Telle est la version de M. le curé de Maskinongé. Depuis la publication du tôme 1, notre vénérable ami a lu la préface écrite par M. Bellemare, et, dans une lettre qu'il nous adressait, le 24 août dernier, il tient toujours à ses premières affirmations. "Je viens de recevoir, nous écrit-il, les Vieilles Familles d'Yamachiche. C'est un beau volume que je considère comme extrêmement précieux. Les notes historiques de M. Bellemare demandent d'être lues à sang reposé. Mais, un premier coup d'oeil me permet de conclure que l'auteur, s'est trop avancé.

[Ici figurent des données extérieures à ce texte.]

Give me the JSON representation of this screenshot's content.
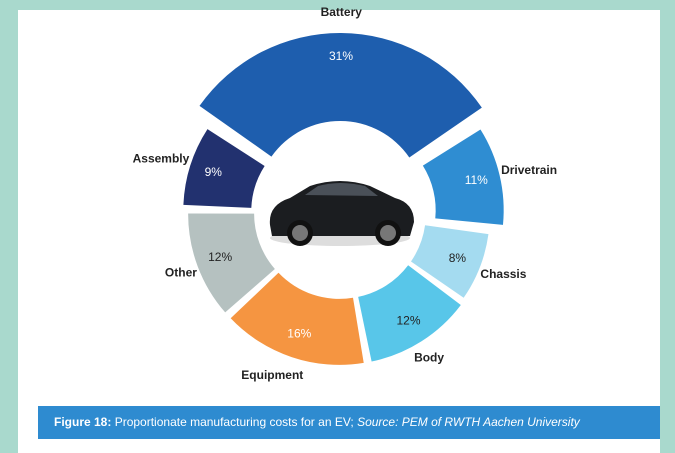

"En 1703, dit-il, Gatineau avait encore ses droits sur l'arrière-fief de la Grande-Rivière... M. Charles Lesieur n'a donc pas pu, en 1703, conduire ses premiers colons sur des terres où il n'avait pas encore le droit de s'établir lui-même, ni de faire des concessions à qui que ce fût."

 

 
"C'est dire bien clairement, continue M. Caron, que le fief Gatineau couvrait tout le terrain de la Grande-Rivière ; or, ce n'est pas du tout conforme à ce que je crois être la vérité. Le fait est que Charles Lesieur était établi, dès 1704, sur ses terres de la Grande-Rivière, et, en novembre de cette année, il faisait baptiser, dans sa maison, le premier enfant machichois. Ce n'est pas une supposition, c'est une chose établie par un document officiel qu'on ne devrait pas négliger. Le cadastre de 1709 est certainement incomplet, de même qu'il est certainement incorrect. J'admets, par exemple, que la colonisation, à la Grande-Rivière, a été gênée par l'affaire Gatineau, et qu'ainsi les défrichements se sont faits plus rapidement à la Petite-Rivière. Mais je ne vois pas qu'on puisse raisonnablement aller au delà. Ceci n'empéche pas que votre livre est très intéressant ; il est très bien imprimé, ce qui ajoute encore à sa valeur... Bien des paroisses envieront le sort de la paroisse d'Yamachiche. J'espère que l'exemple que vous donnez, par la publication de votre ouvrage, sera imité. Le travail historique, fait par M. Bellemare, est bien précieux ; il a dû lui donner bien du trouble, et mérite d'être étudié soigneusement".
 
M. R. Bellemare ayant longuement motivé les raisons sur lesquelles il s'appuie pour affirmer que les premiers défrichements d'Yamachiche ont été faits à la Petite-Rivière, il était tout naturel de mettre la version de M. l'abbé Nap. Caron sous les yeux du lecteur. C'est fait.